We eat lunch on the river bank and drive to the American Adventure Expeditions rafting company location, where we had earlier made a reservation. Two paddlers that were supposed to be on our boat have left to find an ATM due to a faulty credit card. They don’t return in time and are replaced by three “rookie” raft guides. Because Ann and I have both rafted fearsome rapids in the past (Colorado River in the Grand Canyon for Ann, and the dreaded Gauley River in West Virginia for me), our raft is filled with highly skilled rafters who have previously experienced extreme conditions. As it turns out, our guide (Henry) is an excellent raftsman, and he guides us through the now harrowing “Canyon Doors” rapid, “Pinball” rapid, “Zoom Flume” rapid, “Graveyard” rapid (one assumes this to be an aptly named stretch), and “Widowmaker” rapid through Brown’s Canyon of the Arkansas River. With over 100 miles of rapids and 200,000 rafters per year, the Arkansas is the most popular whitewater river in the world.
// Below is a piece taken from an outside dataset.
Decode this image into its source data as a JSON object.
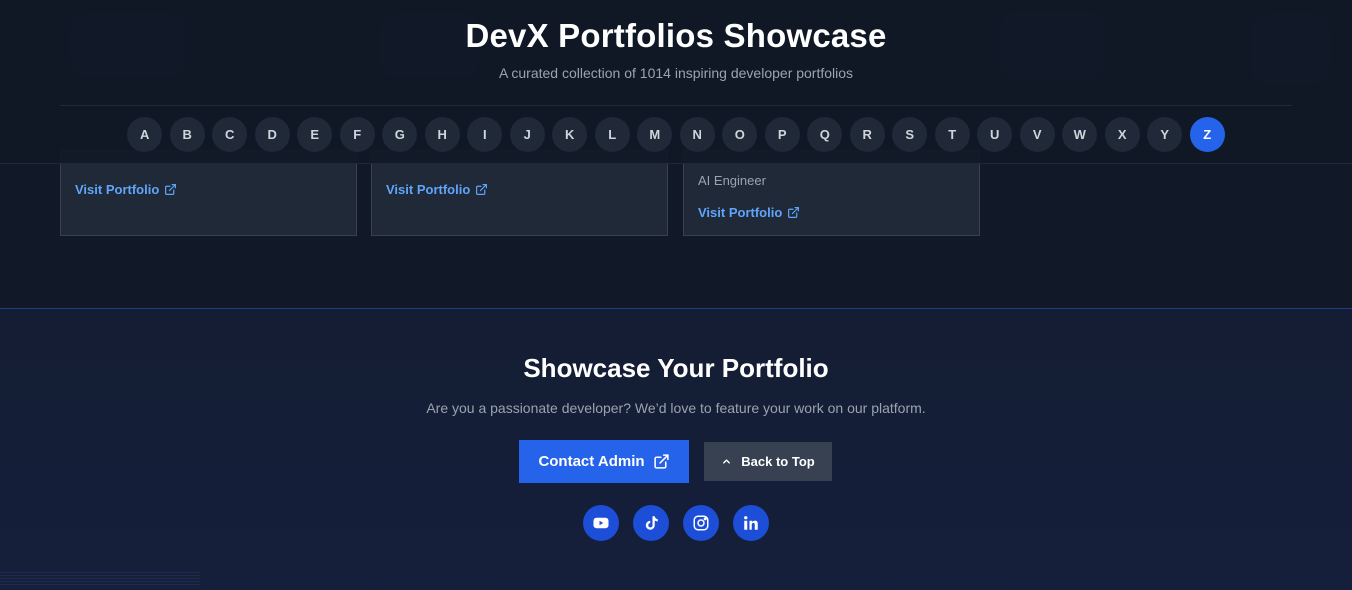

Unfortunately for adrenaline junkie Dom, because our raft contains so much navigational skill, our raft remains upright for our entire journey, which disappoints me, as I’ve learned that the most fun one can have in whitewater rafting is to have the raft dump all of its occupants into the fierce, unforgiving waters. Nevertheless, I enjoy the wild-eyed experience of paddling in the front part of the raft (where my paddle speed must be matched by the other paddlers in our synchronized paddling). Up front, I take the brunt of the walls of whitewater that frequently come crashing down on us as we charge into the oblivion of huge waves of rapids. My left hand ends up being shredded into several open blisters by the strong paddling I do (one needs to paddle as if your life depends on it – which it does…).
We end up at Amica’s, another brewpub with excellent calzones, later in the day in Salida (a delightful historic town 24 miles south of Buena Vista).
On Thursday, we set out for a hike just east of the continental divide near Cottonwood Pass (12,126 feet in elevation). Our first option is the Ptarmigan Lake Trail, which we are told is gorgeous. Unfortunately, this north-facing trail is still under several feet of snow despite our being here on a sunny, warm day on June 9th (only 12 days from the official start of summer). The second recommended trail we opt for is the Hartenstein Lake Trail nearby. But again we are thwarted, as a raging creek is too wide and treacherous for us to be willing to cross to continue on the trail.
Instead, we head back to Buena Vista for another Eddyline beer. Ann perches herself on a large boulder on the river to read a book, and I return to the mountain bike trail for another hair-raising, technical ride down trails I have no business riding on so recklessly.
Next time I return to this area, I intend to hike the two trails we were turned back from (later in the year, such as July or August), and also to sample the Monarch Crest Mountain Bike Trail west of Salida, which we were told is ranked 10th in the world for scenic mountain bike rides (fabulous views of the Rockies, valleys and lakes).